Can somebody so I how to d/dx((6x^-6)/(1+4x^6)^3/2)
sre. Just use the quotient rule. If
y = u/v where u and v are functions of x, then
y' = (u'v - vu')/v^2
So, in this case, that gives
((-36x^-7)(1+4x^6)^(3/2) - (6x^-6)(3/2 (1+4x^6)^(1/2) (24x^5))/(1+4x^6)^3
You may want to simplify that a bit ...
oops. That is, of course, (u'v - uv')/v^2
(bottom* derivative of top - top * derivative of bottom) / bottom^2
bottom * derivative of top = (1+4x^6)^3/2) (-36 x^-7)
-top*derivative of bottom = -(6x^-6)(3/2)(1+4x^6)^1/2 *(24x^5)
bottom^2 = (1+4x^6)^3
plug and chug
or, if it looks a bit less messy, you can use the product rule. In that case, you have
y = (6/x^6)*(1+4x^6)^(-3/2)
y' = -36/x^7 * (1+4x^6)^(-3/2) + (6/x^6)(-3/2)(1+4x^6)^(-5/2) *(24x^5)

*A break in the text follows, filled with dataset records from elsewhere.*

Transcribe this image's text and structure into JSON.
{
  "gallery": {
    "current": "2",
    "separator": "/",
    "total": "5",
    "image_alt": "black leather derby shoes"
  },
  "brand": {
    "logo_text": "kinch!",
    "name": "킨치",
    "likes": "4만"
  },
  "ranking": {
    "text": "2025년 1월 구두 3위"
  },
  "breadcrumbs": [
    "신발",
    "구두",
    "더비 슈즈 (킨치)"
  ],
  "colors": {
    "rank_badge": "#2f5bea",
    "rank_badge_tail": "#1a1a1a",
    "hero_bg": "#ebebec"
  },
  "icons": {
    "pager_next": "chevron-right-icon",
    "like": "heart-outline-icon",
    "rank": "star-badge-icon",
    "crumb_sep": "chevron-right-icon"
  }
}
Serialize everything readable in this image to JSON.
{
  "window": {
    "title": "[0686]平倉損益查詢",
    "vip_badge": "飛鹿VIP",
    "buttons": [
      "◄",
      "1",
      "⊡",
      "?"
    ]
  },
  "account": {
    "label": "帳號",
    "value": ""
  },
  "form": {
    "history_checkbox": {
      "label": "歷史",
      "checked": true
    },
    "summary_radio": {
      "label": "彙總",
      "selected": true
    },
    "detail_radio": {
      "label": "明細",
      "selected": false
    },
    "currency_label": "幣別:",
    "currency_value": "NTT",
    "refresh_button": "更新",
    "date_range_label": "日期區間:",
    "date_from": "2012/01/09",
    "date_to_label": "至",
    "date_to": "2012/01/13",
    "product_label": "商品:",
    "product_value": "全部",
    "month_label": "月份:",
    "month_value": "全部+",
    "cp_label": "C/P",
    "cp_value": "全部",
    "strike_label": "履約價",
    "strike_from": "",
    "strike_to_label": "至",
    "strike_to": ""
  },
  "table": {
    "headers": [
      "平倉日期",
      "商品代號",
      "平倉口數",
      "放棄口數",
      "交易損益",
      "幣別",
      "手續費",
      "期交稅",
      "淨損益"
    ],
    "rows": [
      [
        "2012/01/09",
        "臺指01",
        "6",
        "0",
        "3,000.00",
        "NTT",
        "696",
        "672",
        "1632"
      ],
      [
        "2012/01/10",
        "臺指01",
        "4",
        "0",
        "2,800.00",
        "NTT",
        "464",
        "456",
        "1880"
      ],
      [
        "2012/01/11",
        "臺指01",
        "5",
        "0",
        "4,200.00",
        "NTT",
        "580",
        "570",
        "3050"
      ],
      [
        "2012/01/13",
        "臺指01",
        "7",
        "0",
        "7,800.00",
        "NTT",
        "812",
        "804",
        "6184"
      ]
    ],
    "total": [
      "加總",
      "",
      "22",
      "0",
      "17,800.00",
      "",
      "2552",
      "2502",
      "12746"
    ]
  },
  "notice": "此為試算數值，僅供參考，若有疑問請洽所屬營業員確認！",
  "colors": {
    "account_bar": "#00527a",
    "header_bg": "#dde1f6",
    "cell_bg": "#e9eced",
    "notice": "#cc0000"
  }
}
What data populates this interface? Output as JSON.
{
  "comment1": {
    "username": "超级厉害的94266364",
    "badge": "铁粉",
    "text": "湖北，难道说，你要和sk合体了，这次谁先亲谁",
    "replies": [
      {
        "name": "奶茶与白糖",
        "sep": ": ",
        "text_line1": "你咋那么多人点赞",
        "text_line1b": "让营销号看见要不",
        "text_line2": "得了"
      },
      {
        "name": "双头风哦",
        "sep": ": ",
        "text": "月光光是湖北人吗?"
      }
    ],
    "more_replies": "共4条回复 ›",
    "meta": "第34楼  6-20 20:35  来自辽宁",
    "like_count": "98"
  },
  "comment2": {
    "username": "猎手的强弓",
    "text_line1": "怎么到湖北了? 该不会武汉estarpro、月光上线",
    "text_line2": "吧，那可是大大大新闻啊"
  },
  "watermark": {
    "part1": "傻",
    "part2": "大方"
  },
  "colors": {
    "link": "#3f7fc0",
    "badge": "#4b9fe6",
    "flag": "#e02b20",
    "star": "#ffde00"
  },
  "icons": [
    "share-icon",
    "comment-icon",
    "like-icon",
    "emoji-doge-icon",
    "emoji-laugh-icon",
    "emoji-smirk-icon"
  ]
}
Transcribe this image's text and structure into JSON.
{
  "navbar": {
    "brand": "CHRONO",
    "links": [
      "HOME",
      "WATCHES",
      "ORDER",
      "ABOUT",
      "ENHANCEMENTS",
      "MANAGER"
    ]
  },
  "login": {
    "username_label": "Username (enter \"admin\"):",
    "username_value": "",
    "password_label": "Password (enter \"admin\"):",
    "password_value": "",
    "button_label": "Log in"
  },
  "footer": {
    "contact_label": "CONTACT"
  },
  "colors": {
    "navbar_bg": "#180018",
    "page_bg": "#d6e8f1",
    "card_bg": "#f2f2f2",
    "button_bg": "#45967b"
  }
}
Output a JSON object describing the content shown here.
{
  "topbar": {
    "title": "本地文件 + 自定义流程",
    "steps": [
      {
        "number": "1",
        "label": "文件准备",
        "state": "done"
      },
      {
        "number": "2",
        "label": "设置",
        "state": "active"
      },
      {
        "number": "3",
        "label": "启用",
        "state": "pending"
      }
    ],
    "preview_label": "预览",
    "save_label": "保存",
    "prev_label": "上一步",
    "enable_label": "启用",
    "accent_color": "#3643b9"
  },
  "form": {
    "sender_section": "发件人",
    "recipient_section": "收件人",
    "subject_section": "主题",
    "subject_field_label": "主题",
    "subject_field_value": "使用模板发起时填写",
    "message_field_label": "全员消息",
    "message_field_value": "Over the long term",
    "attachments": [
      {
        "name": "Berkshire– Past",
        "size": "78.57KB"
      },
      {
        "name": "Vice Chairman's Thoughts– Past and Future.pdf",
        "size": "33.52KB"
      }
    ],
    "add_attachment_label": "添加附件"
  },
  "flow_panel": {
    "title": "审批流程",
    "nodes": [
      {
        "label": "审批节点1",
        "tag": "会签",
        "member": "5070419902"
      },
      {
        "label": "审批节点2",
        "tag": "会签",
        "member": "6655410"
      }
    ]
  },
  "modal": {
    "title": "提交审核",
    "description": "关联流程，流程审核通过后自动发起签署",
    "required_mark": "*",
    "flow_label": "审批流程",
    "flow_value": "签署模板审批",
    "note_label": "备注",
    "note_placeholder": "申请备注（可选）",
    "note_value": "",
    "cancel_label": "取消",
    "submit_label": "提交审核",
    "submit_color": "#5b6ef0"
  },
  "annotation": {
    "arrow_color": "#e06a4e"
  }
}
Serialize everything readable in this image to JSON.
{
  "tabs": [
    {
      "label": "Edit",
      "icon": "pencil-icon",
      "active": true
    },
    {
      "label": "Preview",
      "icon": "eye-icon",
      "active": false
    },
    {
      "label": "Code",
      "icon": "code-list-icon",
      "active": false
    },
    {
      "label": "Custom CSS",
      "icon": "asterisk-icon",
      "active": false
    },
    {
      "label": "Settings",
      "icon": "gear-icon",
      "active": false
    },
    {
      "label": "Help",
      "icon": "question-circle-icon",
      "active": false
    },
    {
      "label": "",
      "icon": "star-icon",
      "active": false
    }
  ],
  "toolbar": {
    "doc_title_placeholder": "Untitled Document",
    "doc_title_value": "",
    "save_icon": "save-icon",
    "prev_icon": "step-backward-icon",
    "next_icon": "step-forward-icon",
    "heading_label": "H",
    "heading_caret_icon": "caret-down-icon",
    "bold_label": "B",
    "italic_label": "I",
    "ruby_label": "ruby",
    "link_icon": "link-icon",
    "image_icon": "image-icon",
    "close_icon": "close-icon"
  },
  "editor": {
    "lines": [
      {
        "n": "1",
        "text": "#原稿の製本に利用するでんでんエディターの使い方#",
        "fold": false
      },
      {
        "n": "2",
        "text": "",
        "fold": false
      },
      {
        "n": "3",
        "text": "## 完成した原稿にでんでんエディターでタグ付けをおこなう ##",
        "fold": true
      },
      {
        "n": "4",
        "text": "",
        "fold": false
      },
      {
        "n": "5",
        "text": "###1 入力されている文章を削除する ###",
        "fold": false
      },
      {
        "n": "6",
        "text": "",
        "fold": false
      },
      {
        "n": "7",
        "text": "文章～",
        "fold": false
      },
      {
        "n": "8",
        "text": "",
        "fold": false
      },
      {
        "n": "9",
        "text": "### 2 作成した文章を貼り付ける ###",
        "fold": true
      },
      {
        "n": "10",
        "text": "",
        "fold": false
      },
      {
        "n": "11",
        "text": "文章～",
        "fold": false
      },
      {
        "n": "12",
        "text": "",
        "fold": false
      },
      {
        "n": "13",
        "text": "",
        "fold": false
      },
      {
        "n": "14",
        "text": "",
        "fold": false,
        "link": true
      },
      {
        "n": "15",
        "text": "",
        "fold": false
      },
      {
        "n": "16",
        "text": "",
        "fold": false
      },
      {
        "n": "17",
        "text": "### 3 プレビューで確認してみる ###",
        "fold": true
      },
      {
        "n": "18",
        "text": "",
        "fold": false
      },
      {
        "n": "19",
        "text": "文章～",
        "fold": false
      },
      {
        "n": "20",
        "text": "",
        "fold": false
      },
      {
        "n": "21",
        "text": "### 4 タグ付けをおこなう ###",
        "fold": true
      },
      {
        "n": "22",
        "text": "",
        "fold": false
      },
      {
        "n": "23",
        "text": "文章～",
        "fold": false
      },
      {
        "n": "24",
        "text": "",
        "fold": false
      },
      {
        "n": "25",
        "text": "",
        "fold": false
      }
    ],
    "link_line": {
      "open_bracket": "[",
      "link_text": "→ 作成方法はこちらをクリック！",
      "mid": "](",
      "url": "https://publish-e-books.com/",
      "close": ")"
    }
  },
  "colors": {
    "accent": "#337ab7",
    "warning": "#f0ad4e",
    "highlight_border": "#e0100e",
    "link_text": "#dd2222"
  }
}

= -36/x^7 (1+4x^6)^(-5/2) (1+19x^6)
check my algebra, of course.
To find the derivative of the function f(x) = (6x^(-6))/(1+4x^6)^(3/2), we can use the quotient rule and the chain rule.
The quotient rule states that if you have the function h(x) = p(x)/q(x), where p(x) and q(x) are functions, then the derivative of h(x) is given by:
h'(x) = (p'(x) * q(x) - p(x) * q'(x))/(q(x))^2.
In this case, p(x) = 6x^(-6) and q(x) = (1+4x^6)^(3/2). To take the derivative, we will need to find the derivatives of p(x) and q(x) first.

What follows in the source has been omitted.